What you don’t get from the printed text of this interaction is the gravity of the life lesson I just taught my son and also the rather lengthy and swift inner dialogue I had with myself.

Here’s what really happened:

Enter bee flying redundantly into the window glass. Click, click.

Jude: screams and points “Mommy, get it!”

Me: Sits for about 30 seconds watching the futility of the bee’s situation.

Tries to think of a way to capture it and throw it out.

But then again, I usually kill bees in my house.

Wonders, has Jude ever seen me squash an insect?

Thinks about a conversation I had with him earlier that day about how we should just leave the bugs alone since we are in their home when we are outside.

Whatever you do, don’t do that squeamish eye-squint-arm-extension-panic-dance you do when killing insects, he’s afraid of bugs enough as it is.

Decides to capture it.

Gets up off the chair and walks closer.

Hears it buzzing.

Gets a chill.

Decides to kill it.

Tries to recall some enlightened passage of a parenting book about how to first introduce the “d” word to your kids.

Takes off a shoe.

Hopes he doesn’t ask but knows he will.

Smack.

Jude: walks close to the bee and spends several seconds looking at it.
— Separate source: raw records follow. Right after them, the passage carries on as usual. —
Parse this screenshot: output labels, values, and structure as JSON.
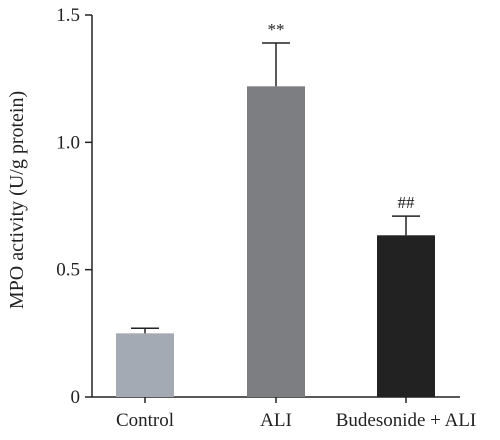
{
  "chart_data": {
    "type": "bar",
    "title": "",
    "xlabel": "",
    "ylabel": "MPO activity (U/g protein)",
    "ylim": [
      0,
      1.5
    ],
    "yticks": [
      "0",
      "0.5",
      "1.0",
      "1.5"
    ],
    "categories": [
      "Control",
      "ALI",
      "Budesonide + ALI"
    ],
    "values": [
      0.25,
      1.22,
      0.635
    ],
    "errors": [
      0.02,
      0.17,
      0.075
    ],
    "annotations": [
      "",
      "**",
      "##"
    ],
    "colors": [
      "#a4aab3",
      "#7d7e82",
      "#222222"
    ],
    "grid": false,
    "legend": "none"
  }
}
Thinking. “Mommy, did you make that bee… [pauses for the right word]… sad?”

Me: unprepared for that particular question. Doesn’t answer right away. Then, “no, I made him….dead.” There, I said it. He needs to hear the “d” word. This is life. Or not, as the case may be.

Bee is still moving. Oh good, I get a second chance. The bee doesn’t really, but I do. “Maybe we should just put him outside.”

Takes a picture to document our important talk.

Uses a toy dish to scoop him up and fling him out the door.

4 COMMENTS

  1. I never thought about introducing my 15 month old twins to the concept of “dead” until reading this–whoa. Also, to the concept of nuanced inconsistency. Thanks for the read!

    • I know, this has been harder for me than I would have expected. My son since then has had lots of questions about death and I have to say, has taken it all very matter of fact. They just don’t have all the fears and feelings yet that we do about the subject. I’m doing my best not to communicate those things to him, but it has also led me to spend time considering the subject myself!